LIke most women, I drop my dollars on a certain amount of overpriced makeup, so I just looooved being characterized as this:


 “…little freaked out, intimidated, frightened, right-wing Republican thin-lipped bitch”.


Yup, that’s what Estee Lauder, parent company of M.A.C. Cosmetics thinks of me. Or did, when M.A.C. hired the consummately talentless and unfunny Sarah Bernhard to mock me and my conservative sisters in a video commercial. Fortunately our blogstress friends at The Cotillion got right on it and eventually got Estee Lauder to both erase the offending line from the video and issue a mealy-mouthed apology.


And today on Town Hall, Michelle Malkin reads Lauder the riot act:


“The quest for a good moisturizer transcends partisan politics. Our money is green, like everyone else’s. Oh, and we have feelings, too.


“So when corporate boneheads in your industry (such as the ones at MAC Cosmetics) hire left-wing celebrities (such as offend-a-holic Sandra Bernhard) to hawk lip-plumping products by hurling epithets at us (such as “little freaked out, intimidated, frightened, right-wing Republican thin-lipped bitch”), we are not just going to roll over like tubes of mascara across a make-up counter.
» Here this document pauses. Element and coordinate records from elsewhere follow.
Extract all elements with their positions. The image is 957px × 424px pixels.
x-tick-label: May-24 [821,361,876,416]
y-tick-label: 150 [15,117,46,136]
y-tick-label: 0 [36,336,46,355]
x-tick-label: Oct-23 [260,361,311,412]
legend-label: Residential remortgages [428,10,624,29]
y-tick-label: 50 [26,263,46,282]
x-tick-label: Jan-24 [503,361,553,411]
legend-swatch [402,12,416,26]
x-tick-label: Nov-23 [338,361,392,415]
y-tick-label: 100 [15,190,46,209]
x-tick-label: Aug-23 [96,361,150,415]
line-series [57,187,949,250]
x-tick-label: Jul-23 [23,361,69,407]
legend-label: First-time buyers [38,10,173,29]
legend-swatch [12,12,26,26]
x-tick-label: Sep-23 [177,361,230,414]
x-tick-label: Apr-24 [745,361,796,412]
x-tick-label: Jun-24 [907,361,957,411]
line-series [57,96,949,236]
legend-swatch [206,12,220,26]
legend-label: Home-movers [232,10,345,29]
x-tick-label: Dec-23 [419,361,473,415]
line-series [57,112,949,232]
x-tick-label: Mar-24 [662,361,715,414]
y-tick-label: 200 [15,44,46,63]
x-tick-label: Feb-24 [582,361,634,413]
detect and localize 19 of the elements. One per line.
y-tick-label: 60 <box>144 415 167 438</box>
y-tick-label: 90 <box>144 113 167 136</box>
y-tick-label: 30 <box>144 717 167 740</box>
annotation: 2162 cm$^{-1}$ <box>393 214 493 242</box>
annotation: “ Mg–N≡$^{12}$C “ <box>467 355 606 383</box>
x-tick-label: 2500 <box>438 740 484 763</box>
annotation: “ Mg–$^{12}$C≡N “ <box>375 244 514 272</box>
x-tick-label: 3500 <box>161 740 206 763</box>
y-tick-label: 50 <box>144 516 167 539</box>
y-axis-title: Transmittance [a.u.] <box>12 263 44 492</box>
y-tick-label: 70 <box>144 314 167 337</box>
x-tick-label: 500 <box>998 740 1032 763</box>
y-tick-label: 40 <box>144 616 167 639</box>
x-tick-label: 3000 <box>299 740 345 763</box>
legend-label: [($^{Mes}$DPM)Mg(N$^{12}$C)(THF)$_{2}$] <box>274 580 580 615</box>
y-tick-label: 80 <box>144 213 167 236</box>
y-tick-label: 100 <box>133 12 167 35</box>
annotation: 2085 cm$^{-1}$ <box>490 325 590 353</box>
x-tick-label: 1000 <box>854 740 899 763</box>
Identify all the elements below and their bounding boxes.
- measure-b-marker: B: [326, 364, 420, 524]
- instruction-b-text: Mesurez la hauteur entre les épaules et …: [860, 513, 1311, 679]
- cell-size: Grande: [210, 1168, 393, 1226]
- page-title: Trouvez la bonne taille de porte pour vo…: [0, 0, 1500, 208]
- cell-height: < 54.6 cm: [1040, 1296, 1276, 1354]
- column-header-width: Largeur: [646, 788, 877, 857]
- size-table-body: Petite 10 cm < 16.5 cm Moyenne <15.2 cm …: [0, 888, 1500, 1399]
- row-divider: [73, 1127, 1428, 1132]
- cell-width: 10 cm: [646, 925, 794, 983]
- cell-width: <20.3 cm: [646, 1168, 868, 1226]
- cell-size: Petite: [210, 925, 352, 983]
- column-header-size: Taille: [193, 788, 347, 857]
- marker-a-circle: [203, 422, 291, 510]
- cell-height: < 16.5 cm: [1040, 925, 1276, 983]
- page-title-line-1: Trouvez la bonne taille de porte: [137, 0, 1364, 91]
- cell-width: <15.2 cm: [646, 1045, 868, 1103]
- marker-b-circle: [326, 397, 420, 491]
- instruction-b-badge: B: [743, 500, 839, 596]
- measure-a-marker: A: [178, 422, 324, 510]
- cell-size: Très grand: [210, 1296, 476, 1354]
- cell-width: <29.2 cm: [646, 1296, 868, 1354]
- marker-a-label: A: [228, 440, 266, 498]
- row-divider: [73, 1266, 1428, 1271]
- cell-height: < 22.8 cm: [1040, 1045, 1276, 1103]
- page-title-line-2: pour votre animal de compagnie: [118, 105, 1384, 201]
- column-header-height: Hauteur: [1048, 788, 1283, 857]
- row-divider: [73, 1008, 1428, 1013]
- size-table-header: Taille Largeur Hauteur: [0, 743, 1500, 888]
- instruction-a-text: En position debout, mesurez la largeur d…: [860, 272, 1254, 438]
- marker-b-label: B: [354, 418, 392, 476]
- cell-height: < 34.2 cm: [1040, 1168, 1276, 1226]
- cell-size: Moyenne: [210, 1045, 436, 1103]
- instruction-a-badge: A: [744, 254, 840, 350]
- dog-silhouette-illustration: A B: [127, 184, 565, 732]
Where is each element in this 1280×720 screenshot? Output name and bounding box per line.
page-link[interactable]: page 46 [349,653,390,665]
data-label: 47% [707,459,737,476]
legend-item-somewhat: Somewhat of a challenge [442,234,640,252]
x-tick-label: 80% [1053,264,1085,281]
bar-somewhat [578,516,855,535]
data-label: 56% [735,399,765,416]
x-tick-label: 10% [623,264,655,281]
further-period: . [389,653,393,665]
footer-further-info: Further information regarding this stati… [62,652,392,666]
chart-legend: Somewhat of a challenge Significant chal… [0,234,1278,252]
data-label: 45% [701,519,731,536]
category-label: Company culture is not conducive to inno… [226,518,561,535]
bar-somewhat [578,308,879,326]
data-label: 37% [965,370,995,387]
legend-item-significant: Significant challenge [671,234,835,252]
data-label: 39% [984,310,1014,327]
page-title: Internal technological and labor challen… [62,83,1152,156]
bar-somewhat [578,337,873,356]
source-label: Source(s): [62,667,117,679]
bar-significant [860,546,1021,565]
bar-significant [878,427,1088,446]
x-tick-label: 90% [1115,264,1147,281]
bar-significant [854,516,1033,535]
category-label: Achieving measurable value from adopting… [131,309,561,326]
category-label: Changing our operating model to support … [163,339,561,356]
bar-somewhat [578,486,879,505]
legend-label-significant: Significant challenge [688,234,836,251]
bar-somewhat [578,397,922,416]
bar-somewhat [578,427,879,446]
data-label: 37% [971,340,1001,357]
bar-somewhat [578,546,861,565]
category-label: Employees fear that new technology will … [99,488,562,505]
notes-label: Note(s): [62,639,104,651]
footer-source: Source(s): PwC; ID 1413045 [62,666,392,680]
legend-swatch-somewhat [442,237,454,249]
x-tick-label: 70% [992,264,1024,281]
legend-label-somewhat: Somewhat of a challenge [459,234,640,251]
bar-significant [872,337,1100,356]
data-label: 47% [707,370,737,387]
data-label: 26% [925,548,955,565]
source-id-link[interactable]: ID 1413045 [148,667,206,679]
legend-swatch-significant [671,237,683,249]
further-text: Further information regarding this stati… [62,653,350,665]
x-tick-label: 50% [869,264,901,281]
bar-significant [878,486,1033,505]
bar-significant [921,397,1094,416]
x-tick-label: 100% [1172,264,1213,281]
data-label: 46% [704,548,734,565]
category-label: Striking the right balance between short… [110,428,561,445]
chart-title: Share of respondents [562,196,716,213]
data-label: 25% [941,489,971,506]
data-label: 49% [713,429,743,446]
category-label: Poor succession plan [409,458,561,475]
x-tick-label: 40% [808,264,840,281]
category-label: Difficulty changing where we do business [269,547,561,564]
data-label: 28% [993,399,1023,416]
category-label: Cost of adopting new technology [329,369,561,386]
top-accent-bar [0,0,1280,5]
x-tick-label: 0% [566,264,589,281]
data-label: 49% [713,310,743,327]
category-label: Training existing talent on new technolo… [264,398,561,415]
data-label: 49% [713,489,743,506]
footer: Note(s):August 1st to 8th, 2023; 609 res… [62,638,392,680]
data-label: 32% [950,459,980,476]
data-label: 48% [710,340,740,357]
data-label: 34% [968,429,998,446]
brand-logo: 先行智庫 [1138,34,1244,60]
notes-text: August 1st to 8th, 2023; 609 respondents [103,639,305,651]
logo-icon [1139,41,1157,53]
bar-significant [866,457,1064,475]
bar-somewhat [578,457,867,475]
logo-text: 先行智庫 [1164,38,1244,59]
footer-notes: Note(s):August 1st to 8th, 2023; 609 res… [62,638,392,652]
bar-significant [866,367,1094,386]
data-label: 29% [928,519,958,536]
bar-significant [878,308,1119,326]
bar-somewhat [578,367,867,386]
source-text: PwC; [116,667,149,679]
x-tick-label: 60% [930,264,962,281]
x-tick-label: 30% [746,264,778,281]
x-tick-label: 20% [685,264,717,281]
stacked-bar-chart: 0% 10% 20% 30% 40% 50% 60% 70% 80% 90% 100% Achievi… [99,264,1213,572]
“There was a time when you could get away with snubbing us so gratuitously — a time before the Internet and the blogosphere and YouTube existed. No more. When the gals at The Cotillion (cotillion.mu.nu), a consortium of conservative women bloggers, organized an online protest against MAC’s anti-Republican advertising mockery, the company realized a simple truth: Politicizing beauty potions may be good for a few snickers in the boardroom — but it’s plain bad business in Middle America…..


“But let this be a lesson learned, beauty barons. Your customers are not just ‘Desperate Housewives’ cast members and unhinged friends of Madonna. It’s not nice to bite the manicured hands of conservative women who feed you. Take it from a big-mouthed Fox News Channel contributor who buys lip gloss by the barrel. If you truly ‘respect’ all of your customers, you won’t go out of your way to pay sneering ‘provocateurs’ to antagonize a substantial portion of them in the first place. The bottom line is that enhancing the bottom line should be your top priority, not enhancing your popularity in Hollywood.”